Zar Amir Ebrahimi donne corps à une femme tiraillée,
dont on sent que cela fait longtemps qu’elle ressasse cet abandon. Au début, plus par peur que par loyauté, elle pousse Leïla à accepter, parfois durement, souvent sans ménagement. Mais impossible de lui en vouloir, le régime la place dans une position impossible et elle est terrifiée pour elle-même et ses parents.

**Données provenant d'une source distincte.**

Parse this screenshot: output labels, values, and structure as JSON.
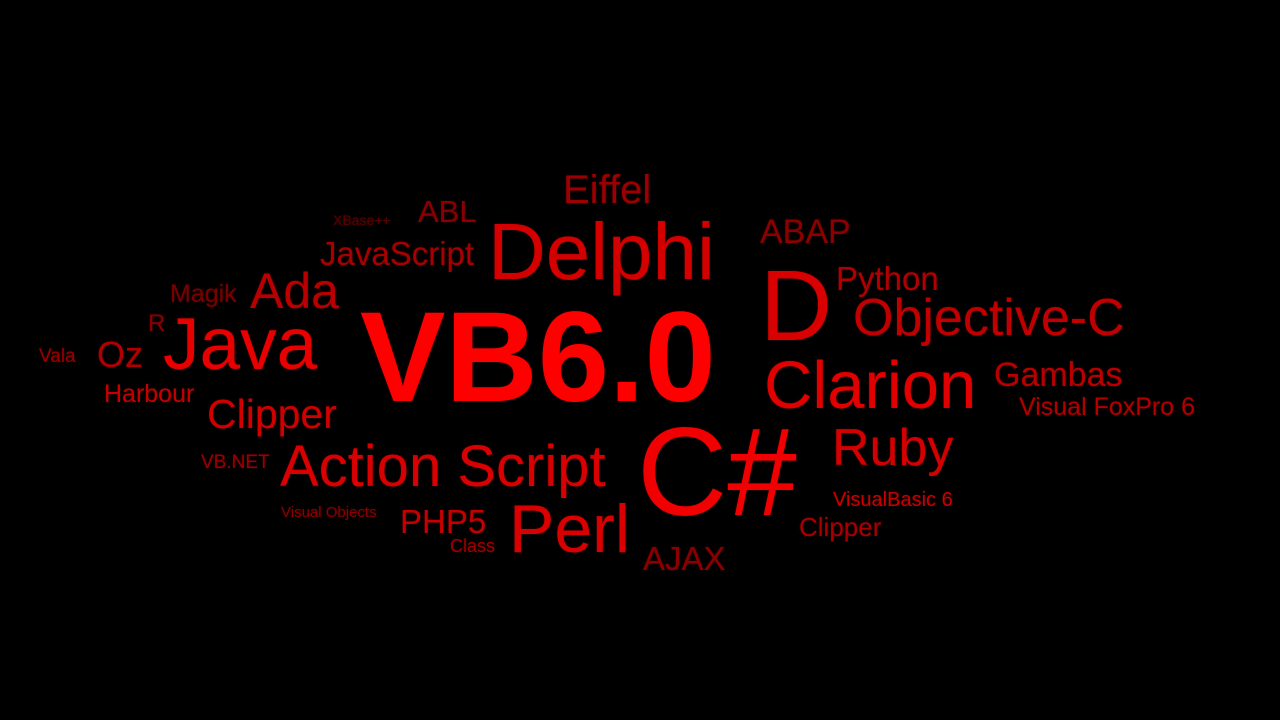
{
  "words": {
    "xbase": "XBase++",
    "abl": "ABL",
    "eiffel": "Eiffel",
    "javascript": "JavaScript",
    "delphi": "Delphi",
    "abap": "ABAP",
    "magik": "Magik",
    "ada": "Ada",
    "d": "D",
    "python": "Python",
    "r": "R",
    "objc": "Objective-C",
    "vala": "Vala",
    "oz": "Oz",
    "java": "Java",
    "vb6": "VB6.0",
    "clarion": "Clarion",
    "gambas": "Gambas",
    "harbour": "Harbour",
    "clipper1": "Clipper",
    "vfp": "Visual FoxPro 6",
    "ruby": "Ruby",
    "csharp": "C#",
    "vbnet": "VB.NET",
    "action": "Action Script",
    "vb6b": "VisualBasic 6",
    "visobj": "Visual Objects",
    "php5": "PHP5",
    "perl": "Perl",
    "clipper2": "Clipper",
    "class": "Class",
    "ajax": "AJAX"
  },
  "colors": {
    "background": "#000000",
    "accent": "#ff0000"
  }
}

Plus encore que Leïla, c’est son personnage à elle qui a le plus de chemin à parcourir dans l’espace d’une journée. Arienne Mandi, quant à elle, est formidable dans le rôle de cette femme forte, déterminée
à ne plus céder à ce régime.
Le scénario, d’après ce que je sais, ne raconte pas l’histoire vraie d’une judokate mais mélange plusieurs expériences similaires, subies par des sportifs et des sportives iraniennes dans des sports d’affrontement ces dernières années. C’est arrivé en judo, en lutte, en boxe et surement dans d’autres cas qu’on ignore. Le film montre comment le régime s’y prend pour faire pression :
on ordonne, puis on menace, puis on va chercher les parents, on leur demande de faire pression, on les arrête le cas échéant, et puis les choses peuvent surement aller encore plus loin, et tellement vite. Leïla commence par refuser mais la pression devient insoutenable, elle perd de l’influx et ses combats sont de plus en plus difficiles. Son quart de finale tourne au cauchemar, elle ne peut plus respirer, elle est proche de l’abandon et dans un geste hautement symbolique, pour retrouver de l’air, elle enlève son foulard. On peut trouver que cette scène symbolique est un peu « facile », que la ficelle est grosse, mais au fond, avec ce geste, elle opère une rupture. La télévision iranienne n’en montrera rien (la retransmission est coupée depuis un moment) mais le geste est là : elle ne le fait pas de rage ou par bravade, elle le fait parce qu’elle a besoin d’air. L’attitude du monde du judo, qui comprends tout assez vite (ils sont habitués malheureusement) et fait tout ce qu’il peut pour aider Leïla, est honorable dans le mesure de leur moyens. On est soulagé lorsque la jeune femme, à bout de nerf, leur demande enfin de l’aide.
« Tatami » est un film réussi. On peut (peut-être) trouver à redire sur certains aspects (peut-être) moins crédibles
(la perte de poids en 20 minutes, la fuite du mari avec son fils en quelques heures)
mais pris dans son ensemble, « Tatami » est fort réussi.